The Jains refuse to be brow-beaten by such a flourish of abstract logic. If our intellect is not to be condemned to bankruptcy and if Reality be not declared to be a unfathomable mystery, an explanation must be found. We have already elucidated the Jains position regarding logic in part B of this section, which clearly states that the denial of experience ends in unqualified scepticism, and if we are to believe and value the testimony of our experience, there is no possibility of denying the validity of relation. Unity of cognition, in spite of the numerical difference of contents (as in the cognition of a variegated carpet) is an attested fact and we have no reason to call in question its authenticity. "Why should there be a relation at all ?" is a question as absurd and equally unanswerable as "why consciousness should be consciousness and not different from it ......"

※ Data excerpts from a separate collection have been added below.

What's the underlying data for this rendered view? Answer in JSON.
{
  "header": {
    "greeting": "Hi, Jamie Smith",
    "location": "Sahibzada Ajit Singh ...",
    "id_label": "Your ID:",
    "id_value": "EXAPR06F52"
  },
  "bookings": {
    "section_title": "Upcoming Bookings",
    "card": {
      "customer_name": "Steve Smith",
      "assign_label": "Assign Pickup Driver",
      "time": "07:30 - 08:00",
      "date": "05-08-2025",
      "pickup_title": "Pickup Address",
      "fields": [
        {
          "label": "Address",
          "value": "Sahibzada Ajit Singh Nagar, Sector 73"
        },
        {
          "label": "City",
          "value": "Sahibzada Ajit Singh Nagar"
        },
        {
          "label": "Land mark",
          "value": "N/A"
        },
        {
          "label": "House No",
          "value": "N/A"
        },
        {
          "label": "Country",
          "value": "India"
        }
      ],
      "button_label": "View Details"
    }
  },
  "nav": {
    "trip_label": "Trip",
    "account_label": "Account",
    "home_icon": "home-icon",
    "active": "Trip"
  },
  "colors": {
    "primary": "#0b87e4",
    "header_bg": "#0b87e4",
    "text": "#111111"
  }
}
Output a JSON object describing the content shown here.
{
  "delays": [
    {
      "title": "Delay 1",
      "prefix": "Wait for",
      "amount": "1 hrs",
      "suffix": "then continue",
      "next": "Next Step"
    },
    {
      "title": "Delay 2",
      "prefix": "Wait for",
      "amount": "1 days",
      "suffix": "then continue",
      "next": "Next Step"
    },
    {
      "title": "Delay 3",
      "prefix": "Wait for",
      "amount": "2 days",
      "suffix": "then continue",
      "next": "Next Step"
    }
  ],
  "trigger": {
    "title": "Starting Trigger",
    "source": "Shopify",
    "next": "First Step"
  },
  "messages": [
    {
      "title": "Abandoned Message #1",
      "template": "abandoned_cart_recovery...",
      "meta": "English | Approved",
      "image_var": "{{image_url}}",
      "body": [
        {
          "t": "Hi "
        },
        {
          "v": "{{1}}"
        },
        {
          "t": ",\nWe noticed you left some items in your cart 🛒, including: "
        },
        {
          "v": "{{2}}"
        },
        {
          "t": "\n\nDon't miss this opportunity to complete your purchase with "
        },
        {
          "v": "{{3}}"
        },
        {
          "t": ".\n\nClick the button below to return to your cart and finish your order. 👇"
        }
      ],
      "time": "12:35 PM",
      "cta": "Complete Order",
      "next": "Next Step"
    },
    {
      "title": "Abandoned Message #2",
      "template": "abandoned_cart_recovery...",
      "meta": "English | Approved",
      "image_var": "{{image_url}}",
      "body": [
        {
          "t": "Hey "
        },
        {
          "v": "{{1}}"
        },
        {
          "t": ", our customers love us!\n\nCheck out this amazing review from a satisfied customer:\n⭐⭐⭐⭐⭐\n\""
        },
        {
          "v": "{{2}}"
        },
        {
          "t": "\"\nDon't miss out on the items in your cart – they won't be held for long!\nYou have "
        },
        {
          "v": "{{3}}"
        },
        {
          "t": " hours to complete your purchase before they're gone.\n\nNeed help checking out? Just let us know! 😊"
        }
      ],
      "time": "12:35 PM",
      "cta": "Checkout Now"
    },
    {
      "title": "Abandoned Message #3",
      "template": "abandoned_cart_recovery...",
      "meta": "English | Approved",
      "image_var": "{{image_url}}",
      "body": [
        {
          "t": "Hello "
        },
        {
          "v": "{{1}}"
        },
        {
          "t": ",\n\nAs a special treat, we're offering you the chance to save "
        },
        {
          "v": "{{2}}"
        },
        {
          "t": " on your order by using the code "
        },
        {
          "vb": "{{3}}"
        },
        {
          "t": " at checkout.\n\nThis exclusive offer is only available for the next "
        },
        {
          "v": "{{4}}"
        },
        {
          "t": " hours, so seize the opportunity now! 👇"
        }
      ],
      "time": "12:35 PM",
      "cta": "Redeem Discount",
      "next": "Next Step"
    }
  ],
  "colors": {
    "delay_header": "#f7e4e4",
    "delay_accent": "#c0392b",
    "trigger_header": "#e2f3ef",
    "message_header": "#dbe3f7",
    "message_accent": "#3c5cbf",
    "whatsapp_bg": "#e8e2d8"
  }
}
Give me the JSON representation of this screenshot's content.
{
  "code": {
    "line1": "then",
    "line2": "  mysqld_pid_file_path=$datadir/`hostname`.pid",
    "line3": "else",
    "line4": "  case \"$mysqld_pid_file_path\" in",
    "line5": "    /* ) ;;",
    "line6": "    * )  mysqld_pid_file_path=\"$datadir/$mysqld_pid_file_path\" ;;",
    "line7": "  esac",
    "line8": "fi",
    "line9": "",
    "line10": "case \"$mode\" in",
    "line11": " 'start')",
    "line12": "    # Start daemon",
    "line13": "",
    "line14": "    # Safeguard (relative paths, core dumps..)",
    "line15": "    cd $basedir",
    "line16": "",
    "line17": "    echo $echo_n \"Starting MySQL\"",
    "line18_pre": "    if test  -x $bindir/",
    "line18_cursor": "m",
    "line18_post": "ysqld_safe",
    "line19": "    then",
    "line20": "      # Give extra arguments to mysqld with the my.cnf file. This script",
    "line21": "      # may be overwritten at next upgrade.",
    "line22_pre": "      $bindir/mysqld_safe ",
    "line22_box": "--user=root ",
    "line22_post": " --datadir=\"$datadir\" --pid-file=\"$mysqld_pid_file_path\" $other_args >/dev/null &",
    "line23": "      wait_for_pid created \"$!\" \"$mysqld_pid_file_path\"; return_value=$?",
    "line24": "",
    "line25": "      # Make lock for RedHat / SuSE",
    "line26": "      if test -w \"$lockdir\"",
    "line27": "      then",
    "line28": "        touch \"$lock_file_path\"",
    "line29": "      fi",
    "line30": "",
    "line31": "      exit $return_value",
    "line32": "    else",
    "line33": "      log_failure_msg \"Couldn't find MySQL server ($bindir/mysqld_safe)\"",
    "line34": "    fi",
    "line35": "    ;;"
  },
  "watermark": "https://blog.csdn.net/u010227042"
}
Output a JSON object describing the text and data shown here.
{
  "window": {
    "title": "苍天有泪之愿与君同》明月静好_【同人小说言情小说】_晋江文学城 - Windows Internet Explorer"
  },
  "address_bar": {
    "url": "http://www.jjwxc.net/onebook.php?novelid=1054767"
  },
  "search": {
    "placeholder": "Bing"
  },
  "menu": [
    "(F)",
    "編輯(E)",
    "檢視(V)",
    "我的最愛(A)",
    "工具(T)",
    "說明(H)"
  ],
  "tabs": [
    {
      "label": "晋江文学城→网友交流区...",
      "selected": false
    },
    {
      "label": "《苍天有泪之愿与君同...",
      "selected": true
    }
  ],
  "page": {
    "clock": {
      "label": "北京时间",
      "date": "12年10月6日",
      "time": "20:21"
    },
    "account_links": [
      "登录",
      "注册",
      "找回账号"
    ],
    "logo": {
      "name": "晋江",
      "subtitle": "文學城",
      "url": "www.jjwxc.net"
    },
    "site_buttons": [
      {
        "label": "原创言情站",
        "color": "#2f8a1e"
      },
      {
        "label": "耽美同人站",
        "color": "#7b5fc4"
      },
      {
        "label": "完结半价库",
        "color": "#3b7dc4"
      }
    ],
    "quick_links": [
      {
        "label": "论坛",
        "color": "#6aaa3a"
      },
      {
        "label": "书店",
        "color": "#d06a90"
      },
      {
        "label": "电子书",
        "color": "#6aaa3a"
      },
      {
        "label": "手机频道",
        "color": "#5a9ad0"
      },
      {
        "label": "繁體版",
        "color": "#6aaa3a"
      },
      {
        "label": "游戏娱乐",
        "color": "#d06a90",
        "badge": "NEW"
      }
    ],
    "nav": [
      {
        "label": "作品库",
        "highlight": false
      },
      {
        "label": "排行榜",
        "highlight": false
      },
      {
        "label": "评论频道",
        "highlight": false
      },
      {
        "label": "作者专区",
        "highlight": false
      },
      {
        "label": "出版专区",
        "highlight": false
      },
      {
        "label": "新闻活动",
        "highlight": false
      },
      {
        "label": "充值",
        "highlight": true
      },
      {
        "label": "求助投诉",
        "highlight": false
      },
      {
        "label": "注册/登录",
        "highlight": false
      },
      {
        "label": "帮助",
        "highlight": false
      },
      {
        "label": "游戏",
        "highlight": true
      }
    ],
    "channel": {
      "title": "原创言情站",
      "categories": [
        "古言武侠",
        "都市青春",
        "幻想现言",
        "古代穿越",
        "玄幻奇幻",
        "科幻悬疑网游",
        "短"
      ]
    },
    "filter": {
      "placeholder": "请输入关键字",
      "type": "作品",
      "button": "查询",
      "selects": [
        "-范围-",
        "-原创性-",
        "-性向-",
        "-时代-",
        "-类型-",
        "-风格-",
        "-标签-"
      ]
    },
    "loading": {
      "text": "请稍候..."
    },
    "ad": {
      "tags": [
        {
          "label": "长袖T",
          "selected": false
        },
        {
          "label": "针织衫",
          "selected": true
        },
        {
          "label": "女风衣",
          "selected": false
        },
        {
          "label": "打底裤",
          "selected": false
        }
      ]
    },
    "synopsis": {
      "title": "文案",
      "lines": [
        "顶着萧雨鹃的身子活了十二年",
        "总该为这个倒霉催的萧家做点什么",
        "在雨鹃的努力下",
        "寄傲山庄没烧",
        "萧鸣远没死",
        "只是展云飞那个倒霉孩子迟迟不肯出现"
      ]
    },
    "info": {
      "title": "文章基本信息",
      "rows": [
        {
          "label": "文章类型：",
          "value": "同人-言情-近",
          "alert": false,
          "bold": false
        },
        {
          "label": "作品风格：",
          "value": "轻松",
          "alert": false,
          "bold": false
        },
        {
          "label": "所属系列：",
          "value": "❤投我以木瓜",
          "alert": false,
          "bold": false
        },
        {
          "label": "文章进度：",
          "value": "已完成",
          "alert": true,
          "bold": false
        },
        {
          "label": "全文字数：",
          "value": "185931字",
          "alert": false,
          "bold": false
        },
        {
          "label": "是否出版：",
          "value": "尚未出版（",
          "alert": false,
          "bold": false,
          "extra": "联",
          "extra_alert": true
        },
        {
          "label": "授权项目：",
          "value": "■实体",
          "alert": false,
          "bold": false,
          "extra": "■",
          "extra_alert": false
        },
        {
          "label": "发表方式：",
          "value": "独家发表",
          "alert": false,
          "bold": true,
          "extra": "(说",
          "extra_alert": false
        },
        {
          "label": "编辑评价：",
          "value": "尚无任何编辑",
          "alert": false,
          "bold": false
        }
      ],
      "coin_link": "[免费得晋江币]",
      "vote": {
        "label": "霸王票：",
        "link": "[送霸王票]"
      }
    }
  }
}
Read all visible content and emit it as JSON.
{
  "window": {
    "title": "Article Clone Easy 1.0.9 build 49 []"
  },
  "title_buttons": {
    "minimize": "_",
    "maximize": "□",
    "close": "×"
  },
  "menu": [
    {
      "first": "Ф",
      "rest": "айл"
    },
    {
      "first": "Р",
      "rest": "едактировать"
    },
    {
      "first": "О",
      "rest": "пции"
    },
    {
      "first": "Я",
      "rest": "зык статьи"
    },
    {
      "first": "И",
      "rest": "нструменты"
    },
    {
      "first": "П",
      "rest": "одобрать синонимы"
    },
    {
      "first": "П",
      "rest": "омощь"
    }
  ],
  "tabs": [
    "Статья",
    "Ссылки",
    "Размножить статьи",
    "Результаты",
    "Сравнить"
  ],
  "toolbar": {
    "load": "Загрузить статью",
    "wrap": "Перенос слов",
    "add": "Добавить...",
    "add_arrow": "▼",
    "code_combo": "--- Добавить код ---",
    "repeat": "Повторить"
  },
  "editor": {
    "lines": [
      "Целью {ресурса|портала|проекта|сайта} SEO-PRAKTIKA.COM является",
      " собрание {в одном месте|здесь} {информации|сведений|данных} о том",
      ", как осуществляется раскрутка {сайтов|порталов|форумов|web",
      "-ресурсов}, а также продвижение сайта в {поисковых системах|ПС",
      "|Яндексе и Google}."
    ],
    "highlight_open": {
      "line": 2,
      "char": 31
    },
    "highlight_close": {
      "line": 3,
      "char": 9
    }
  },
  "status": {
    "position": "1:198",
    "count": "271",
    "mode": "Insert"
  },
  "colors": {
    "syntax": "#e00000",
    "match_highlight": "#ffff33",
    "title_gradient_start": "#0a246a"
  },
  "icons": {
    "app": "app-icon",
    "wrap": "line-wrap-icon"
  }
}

"Reality", assert the Non-absolutist Jains, "is the identity of a infinite multiplicity of aspects and modes. A real is a unity and diversity in one, and the relation involved is neither one of absolute identity nor one of absolute otherness but something different from both. It is sui generis (jātyantara) which does not permit of being determined by absolute criteria."
If 'identity' satisfied a logical necessity, so also should this unique relation. Each is unique and ultimate and there is no reason to condemn it as appearance, when it is equally a given fact with identity or otherness. On the other hand, neither absolute identity, nor absolute otherness has any reality beyond abstractions of thoughts.
1. Bradley, Appearance and Reality, p. 28.